这样一个角色,如果说一口标准普通话,距离感就出来了;如果说一口过于晦涩的方言,观众可能听不懂。广普正好卡在中间——亲切、接地气,让身处异国的中国人一听就懂,同时带着鲜明的“中国人在异乡”的身份标签。
口音和命运,在最后一刻汇合
马俊生牺牲那场戏,蒋奇明贡献了一句即兴台词。他给孩子们吃发芽土豆做的菜,让他们轻微中毒、拖延时间,避免被极端武装当作“人肉炸弹”送上前线。校长阿里查出来,去厨房质问,马俊生主动站出来,说自己不小心把发芽的土豆做成了菜。校长枪杀了他。
身着中式童装的孩童们看向餐馆内的成年人
临死前,他把掰下来的发芽土豆塞给徐福,说了一句“妈的,没糊弄过去”。
这句话不是剧本原词,是蒋奇明在现场的临场发挥。它用无奈自嘲的口吻,把一个小人物在绝境里的温柔、无力与心底的高尚,瞬间拉满。

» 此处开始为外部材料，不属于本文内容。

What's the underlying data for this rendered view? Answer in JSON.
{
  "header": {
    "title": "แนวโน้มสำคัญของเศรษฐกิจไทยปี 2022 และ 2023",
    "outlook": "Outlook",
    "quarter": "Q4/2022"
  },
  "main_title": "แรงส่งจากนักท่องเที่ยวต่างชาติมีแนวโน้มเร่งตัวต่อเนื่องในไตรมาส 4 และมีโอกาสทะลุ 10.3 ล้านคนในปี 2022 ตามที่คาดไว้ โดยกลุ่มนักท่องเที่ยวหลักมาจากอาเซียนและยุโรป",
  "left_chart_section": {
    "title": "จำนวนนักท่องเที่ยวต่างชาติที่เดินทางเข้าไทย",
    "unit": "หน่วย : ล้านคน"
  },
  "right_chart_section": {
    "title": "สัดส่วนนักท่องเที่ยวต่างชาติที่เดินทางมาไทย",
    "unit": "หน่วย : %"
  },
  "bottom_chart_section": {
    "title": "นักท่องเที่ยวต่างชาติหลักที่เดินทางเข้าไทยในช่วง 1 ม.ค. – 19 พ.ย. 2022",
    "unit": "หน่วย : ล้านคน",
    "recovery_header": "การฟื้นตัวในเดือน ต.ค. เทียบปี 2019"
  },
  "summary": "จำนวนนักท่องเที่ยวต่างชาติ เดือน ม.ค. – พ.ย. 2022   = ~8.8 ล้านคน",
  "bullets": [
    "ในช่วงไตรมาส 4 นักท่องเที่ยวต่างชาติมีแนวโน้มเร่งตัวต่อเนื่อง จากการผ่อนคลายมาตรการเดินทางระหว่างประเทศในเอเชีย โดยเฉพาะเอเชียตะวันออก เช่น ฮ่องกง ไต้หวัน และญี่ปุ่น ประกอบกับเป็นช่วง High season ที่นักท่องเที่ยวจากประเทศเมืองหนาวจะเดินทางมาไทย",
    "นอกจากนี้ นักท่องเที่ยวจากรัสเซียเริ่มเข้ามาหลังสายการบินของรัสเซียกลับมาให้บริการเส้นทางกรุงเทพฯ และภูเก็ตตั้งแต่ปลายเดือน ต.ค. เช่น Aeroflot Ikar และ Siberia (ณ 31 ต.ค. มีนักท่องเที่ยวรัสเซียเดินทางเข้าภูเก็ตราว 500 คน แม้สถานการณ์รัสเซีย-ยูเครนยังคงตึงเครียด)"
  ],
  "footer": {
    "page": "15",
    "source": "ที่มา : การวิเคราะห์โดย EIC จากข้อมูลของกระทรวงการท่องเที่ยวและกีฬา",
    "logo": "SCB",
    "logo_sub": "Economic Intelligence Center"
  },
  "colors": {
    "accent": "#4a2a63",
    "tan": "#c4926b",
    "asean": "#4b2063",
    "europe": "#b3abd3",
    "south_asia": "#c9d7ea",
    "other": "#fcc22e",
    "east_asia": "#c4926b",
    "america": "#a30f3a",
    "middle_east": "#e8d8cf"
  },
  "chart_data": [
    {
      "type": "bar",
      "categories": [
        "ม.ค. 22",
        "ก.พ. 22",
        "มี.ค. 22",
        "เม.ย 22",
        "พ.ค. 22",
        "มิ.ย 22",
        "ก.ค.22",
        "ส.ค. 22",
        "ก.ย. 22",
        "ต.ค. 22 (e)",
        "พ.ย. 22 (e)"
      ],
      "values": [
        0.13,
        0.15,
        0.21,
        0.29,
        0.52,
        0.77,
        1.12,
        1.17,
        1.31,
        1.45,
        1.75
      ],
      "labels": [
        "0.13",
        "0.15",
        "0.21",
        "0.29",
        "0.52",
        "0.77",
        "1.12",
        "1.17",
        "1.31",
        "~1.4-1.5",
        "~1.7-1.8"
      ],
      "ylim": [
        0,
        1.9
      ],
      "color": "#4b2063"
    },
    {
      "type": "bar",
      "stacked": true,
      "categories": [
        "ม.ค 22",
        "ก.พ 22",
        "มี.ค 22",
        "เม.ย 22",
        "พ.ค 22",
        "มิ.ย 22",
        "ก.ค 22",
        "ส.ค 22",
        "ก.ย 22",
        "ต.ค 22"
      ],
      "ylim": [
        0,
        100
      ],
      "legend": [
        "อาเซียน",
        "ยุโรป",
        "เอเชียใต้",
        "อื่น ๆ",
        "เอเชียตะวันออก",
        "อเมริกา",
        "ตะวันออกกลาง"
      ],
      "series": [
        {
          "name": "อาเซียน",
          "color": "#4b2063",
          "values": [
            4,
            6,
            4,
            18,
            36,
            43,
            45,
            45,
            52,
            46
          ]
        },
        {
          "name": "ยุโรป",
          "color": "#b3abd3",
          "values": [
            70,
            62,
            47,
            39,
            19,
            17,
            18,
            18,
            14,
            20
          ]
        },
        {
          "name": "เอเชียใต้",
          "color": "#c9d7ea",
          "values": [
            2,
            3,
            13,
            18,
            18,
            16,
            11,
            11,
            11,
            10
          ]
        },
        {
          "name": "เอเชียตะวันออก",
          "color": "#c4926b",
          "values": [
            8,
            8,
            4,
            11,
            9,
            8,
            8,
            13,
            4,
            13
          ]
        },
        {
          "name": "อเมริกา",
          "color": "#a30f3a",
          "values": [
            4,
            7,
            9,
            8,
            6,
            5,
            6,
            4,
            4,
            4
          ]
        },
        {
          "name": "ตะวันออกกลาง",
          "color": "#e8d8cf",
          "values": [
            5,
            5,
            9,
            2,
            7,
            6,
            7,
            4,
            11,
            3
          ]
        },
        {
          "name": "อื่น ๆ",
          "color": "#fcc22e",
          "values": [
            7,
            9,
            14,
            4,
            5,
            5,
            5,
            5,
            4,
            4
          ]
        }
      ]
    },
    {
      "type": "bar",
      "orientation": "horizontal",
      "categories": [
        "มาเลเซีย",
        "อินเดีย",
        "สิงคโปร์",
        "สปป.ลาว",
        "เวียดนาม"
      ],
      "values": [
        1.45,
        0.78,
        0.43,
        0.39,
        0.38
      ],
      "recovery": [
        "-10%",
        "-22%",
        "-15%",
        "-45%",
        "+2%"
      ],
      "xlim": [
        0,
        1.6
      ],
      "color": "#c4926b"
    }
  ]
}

更重要的是,这句话的口语感和“毛边感”,恰恰是广普赋予的——如果是标准普通话,“没糊弄过去”可能显得太书面、太干净;但用广普说出来,带着一种粗粝的、像从牙缝里挤出来的质感,让观众觉得这个人真实存在过。
文牧野在这部电影的路演上说,如果选一个角色,他最想成为马俊生——纯粹勇敢、坚守本心、道德底线坚定,外表谦逊温和。编剧汪海林评价蒋奇明是“下一个‘大演员’”。合作演员贾冰说,他“演到了血肉里面”“完全不像演的,人就是角色本身”。
但所有这些评价,追溯回去,都绕不开蒋奇明在南宁路演现场说的那个细节:他放弃了南宁普通话,选了广普。这不是一个简单的口音选择题,而是一个演员对角色职业身份、性格气质、情感走向的综合判断。马俊生的利落、烟火气、亲切感和最后的悲壮,都藏在这口广普的语调起伏里。
蒋奇明自己说过一句话:“我是广西来的,我是一个广西小伙。”他说这话的时候,可能没想到,他把这句自我介绍里最朴素的东西,变成了马俊生身上最不可替代的那一部分。